Aber die Handlung könnte bei aller bedächtigen Erzählweise kaum dramatischer und die echten Hintergründe schwerlich komplexer sein: Im Mittelpunkt von Tess' Lebensgeschichte steht die Vergewaltigung durch Alec D`Urberville und die anschließende Schwangerschaft. Derart missbraucht (und in den Augen der Gesellschaft befleckt), wird sie nie mehr glücklich werden. Beim Lesen des Romans hat man mitunter das Gefühl, Thomas Hardy habe ihn unter dem Eindruck einer damaligen #metoo-Debatte verfasst. Polanski könnte sich letztlich auch zur Verfilmung des exemplarischen Leidenswegs dieser jungen Frau in einer von Männern dominierten Welt entschlossen haben, weil er nach der realen Tragödie um Sharon Tate und ihr ungeborenes Baby nicht mehr an Happyends glaubte – weder im Leben noch im Film –, aber genauso wenig hinnehmen wollte, dass das Opfer eines Verbrechens bis in alle Ewigkeit in der Opferrolle gefangen bleiben muss. Das hätte er dann mit Tarantino gemeinsam.

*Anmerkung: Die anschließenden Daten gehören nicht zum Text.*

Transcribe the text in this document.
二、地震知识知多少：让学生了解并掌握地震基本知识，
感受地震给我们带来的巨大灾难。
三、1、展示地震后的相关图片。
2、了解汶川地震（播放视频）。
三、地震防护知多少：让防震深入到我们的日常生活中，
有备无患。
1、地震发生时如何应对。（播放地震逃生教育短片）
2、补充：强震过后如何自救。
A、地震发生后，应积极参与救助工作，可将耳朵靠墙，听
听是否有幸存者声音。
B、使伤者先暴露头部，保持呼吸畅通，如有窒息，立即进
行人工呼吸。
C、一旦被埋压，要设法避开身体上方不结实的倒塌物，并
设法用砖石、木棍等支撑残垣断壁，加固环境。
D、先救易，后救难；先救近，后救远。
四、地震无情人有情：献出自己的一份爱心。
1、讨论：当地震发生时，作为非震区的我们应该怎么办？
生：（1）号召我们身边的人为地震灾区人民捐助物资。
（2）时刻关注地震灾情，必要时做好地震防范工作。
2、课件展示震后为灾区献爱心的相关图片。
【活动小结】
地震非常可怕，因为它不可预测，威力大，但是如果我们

Die Verarbeitung der eigenen Schuld, die Polanski in einem anderen Fall auf sich lud, dürfte jedoch ebenfalls eine Rolle spielen – auszuschließen ist es nicht, und es bleibt eine Frage der Perspektive, ob es ihm eher um Reinwaschung oder Selbstanklage ging. Einer Verantwortung im juristischen Sinne für seine Tat hat Roman Polanski sich nie gestellt. Die Dreharbeiten zu Tess fanden in Frankreich statt. Kurz zuvor war Polanski vor dem Prozess wegen Vergewaltigung einer Minderjährigen aus Los Angeles geflüchtet. In die USA kann er deswegen bis heute nicht einreisen, und auch in Europa ist er seither nicht überall und von jeder und jedem gern gesehen. Gerade sorgt seine Einladung zum Filmfest in Venedig für hitzige Diskussionen. Er ist durch eigenes Verschulden und nicht durch seine Kunst selbst zum Stein des Anstoßes geworden. Das ist die Wahrheit. Sein Opfer Samantha Geimer schilderte ihre Sicht der Dinge derweil in der Autobiografie "The Girl: Mein Leben im Schatten von Roman Polanski".